The Spectator

The Spectator at war: Writing home

From ‘Convalescents—Some Portraits’, The Spectator, 12 June 1915:

No. 12. hardly spoke any French. He was very fat, middle-aged, and placid, his face perfectly round, and his whole form almost spherical. A farthing and a penny and two matches could be arranged to form an excellent representation of his silhouette. We discovered that he was a reservist, and a market gardener by trade. He was a most industrious creature, and could be made perfectly happy by being given little jobs to do in the garden. He haltingly explained that before the war he had had two big greenhouses; then, shaking his head sadly, “Maintenant tout cassé, Mam’selle.” Like the sad majority of our patients, be had entirely lost sight of his wife and children. He knew that the Germans occupied his native village; he hoped that his wife might have been able to take the children over the border into Holland. He could send them no money, and did not know how much they might have been able to save out of the ruins of their once prosperous little business.

He and poor Léon B—(who was trying to find out his sweetheart) used to be indefatigable in writing to every possible Consul in Holland, and to the Mayors of frontier villages who might conceivably give them information. They were forced for want of better to follow the most elusive clues. The letters had to be most carefully written in case they should fall into the hands of the Germane. As B— explained, if the Germans knew a woman to be the wife of a soldier, her position became worse than ever. They used to spend hours in writing, the tears running down their cheeks. There were most ingenious ways of getting letters or messages through into villages which were in the hands of the enemy, but as these methods are, no doubt, still in use the less said about them the better.

Alas! Léon B— never could trace his sweetheart, though be believed that she had probably got over the Dutch frontier, but one day No. 12 had the great happiness of hearing from his wife. I shall never forget the change that came over his round, placid face and his patient eyes when he opened his letter. “Mam’selle!
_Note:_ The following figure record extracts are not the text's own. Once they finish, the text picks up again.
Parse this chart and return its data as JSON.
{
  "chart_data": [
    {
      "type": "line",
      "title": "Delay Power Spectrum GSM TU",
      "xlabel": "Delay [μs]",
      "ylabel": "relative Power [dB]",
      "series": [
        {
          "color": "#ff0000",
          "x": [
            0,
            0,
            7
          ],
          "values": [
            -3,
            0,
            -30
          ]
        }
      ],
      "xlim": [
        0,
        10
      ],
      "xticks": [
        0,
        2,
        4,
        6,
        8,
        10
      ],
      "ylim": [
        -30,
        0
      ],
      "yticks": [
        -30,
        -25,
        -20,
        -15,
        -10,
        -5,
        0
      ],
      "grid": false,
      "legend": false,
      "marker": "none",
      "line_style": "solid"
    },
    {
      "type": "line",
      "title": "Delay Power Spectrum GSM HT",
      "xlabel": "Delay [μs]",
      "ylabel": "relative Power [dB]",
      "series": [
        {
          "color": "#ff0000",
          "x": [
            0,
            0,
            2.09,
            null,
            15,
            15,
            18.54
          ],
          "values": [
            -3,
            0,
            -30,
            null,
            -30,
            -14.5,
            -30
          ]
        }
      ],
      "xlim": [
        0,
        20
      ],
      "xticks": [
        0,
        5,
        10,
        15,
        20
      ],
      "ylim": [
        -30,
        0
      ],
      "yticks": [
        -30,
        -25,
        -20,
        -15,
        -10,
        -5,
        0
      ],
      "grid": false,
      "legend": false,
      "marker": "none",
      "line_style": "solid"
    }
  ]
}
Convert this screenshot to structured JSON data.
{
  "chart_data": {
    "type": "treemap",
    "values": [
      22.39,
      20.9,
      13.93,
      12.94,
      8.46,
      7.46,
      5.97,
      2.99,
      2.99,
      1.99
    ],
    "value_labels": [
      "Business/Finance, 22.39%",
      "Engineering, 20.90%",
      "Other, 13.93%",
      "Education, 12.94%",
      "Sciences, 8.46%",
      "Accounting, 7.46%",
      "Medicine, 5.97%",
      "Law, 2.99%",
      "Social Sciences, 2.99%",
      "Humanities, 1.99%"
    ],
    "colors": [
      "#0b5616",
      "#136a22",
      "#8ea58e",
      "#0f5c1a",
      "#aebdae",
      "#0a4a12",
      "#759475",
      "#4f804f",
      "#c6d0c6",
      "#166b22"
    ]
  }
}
Mam’selle! c’est ma femme!” But an even greater happiness awaited him.—” Whiles like a doe I go to find my fawn.”—A week later she found her way to him. How she got here Heaven knows, for the Home is in a country house far from any village. Come she did, however, from Holland, speaking not a word of either French or English and knowing nothing but the postal address. She was a comely, plump, black-eyed woman. They used to walk about the garden hand in hand, rather silent. She could only stay a few days, as she had left the children in Holland.